A quick overview on how to create custom nuts.

nut_function

  • input: single element

  • output: single element

  • note: number of elements in the data flow does not change

@nut_function
def Inc(element, by):
    return element + by

>>> Range(3) >> Inc(2) >> Collect()
[2, 3, 4]

nut_processor

  • input: iterable

  • output: iterable (preferably a generator)

  • note: number of elements in the data flow may change

@nut_processor
def MyClone(iterable, n):  # more outputs than inputs
    for e in iterable:
        for _ in range(n):
            yield e        # generator!

>>> Range(3) >> MyClone(3) >> Collect()
[0, 0, 0, 1, 1, 1, 2, 2, 2]
@nut_processor
def MyPick(iterable, n):  # less outputs than inputs
    for i, e in enumerate(iterable):
        if i % n == 0:
            yield e

>>> Range(9) >> MyPick(3) >> Collect()
[0, 3, 6]
@nut_processor
def Odd(iterable):
   return (e for e in iterable if e % 2)   # return <generator>!

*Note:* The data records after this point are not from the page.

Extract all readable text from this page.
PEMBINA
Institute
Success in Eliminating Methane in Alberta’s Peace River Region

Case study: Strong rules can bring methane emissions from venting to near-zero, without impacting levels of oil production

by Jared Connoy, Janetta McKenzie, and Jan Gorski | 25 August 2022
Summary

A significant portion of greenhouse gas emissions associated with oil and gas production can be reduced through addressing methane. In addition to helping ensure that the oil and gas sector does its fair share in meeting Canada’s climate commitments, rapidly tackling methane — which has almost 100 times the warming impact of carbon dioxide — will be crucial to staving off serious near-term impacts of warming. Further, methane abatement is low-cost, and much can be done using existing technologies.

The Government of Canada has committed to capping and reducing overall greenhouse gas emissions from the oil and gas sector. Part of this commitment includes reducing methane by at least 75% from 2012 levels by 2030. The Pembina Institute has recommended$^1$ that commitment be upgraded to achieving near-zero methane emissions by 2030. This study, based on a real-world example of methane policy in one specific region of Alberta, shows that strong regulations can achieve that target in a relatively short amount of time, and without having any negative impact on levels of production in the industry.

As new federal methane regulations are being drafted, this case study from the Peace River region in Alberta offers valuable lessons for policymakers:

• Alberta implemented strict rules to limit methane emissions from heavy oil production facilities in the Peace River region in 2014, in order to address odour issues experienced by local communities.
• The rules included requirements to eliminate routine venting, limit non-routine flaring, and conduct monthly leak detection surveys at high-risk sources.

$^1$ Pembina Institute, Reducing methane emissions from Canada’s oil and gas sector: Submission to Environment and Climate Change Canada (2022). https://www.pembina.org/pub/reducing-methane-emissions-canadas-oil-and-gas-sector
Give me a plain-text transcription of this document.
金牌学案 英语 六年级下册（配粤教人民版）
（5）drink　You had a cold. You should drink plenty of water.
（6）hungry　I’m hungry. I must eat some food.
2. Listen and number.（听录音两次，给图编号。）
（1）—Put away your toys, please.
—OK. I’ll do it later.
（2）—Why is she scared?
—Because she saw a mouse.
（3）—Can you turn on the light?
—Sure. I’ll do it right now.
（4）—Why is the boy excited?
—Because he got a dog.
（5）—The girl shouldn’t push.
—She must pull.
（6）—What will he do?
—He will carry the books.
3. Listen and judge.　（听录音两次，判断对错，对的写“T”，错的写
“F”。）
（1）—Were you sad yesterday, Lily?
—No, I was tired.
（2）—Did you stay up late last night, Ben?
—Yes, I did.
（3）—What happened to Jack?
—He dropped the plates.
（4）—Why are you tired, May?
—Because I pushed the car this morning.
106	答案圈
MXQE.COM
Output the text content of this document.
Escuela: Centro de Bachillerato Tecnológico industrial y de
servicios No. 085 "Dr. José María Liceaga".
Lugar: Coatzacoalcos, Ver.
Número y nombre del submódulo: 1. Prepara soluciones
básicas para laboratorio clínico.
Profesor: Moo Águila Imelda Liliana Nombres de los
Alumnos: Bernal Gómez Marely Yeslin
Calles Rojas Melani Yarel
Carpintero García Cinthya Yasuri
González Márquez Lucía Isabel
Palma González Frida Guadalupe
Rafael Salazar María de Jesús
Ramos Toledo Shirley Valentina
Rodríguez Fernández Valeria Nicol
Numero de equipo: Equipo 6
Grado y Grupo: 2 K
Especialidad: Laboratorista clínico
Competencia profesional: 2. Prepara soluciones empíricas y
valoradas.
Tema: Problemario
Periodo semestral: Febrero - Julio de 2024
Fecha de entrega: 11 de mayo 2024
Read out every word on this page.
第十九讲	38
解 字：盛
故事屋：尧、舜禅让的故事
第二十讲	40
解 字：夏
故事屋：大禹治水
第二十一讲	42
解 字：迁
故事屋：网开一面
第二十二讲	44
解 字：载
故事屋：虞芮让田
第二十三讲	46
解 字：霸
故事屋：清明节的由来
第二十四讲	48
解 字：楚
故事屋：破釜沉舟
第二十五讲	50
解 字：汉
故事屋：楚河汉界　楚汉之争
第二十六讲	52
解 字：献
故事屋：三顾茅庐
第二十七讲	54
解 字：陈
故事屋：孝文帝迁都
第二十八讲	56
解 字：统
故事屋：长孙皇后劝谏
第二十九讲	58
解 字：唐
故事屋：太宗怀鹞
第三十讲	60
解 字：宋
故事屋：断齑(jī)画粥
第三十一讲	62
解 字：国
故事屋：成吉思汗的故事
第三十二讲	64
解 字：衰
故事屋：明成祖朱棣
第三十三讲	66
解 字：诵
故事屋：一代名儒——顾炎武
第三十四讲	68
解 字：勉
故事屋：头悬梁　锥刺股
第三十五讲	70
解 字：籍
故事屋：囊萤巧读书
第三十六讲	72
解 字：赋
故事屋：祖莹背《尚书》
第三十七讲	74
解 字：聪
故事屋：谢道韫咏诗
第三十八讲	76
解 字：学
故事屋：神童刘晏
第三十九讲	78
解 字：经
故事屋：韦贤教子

>>> Range(9) >> Odd() >> Collect()
[1, 3, 5, 7]

nut_filter

  • input: single element

  • output: single element

  • note: number of elements in the data flow may change

@nut_filter
def InInterval(element, a, b):
    return a <= element <= b

>>> Range(10) >> InInterval(3, 6) >> Collect()
[3, 4, 5, 6]

nut_source

  • input: None

  • output: iterable

  • note: no input, must be at start of data flow

@nut_source
def MyRange(n):
    return range(1, n+1)

>>> MyRange(3) >> Collect()
[1, 2, 3]

nut_sink

  • input: iterable

  • output: any

  • note: processes/collects all data, should be at end of flow

@nut_sink
def ToFmtList(iterable, fmt):
    return [fmt % e for e in iterable]

>>> Range(3) >> ToFmtList('%02d')
['01', '02', '03']

Basics & Examples

nuts-flow can easily be extended with custom nuts using wrappers, decorators or derived classes. To clarify the differences between the approaches let us start with a simple filter. First, import nutsflow

>>> from nutsflow import *

then define a lambda function that returns True for elements greater than five

>>> greater_than_5 = lambda x: x > 5

and finally filter numbers using Filter and the defined lambda predicate

>>> Range(10) >> Filter(greater_than_5) >> Collect()
[6, 7, 8, 9]

By wrapping the lambda function via nut_filter, alternatively a custom filter nut can be created

>>> GreaterThan5 = nut_filter(lambda x: x > 5)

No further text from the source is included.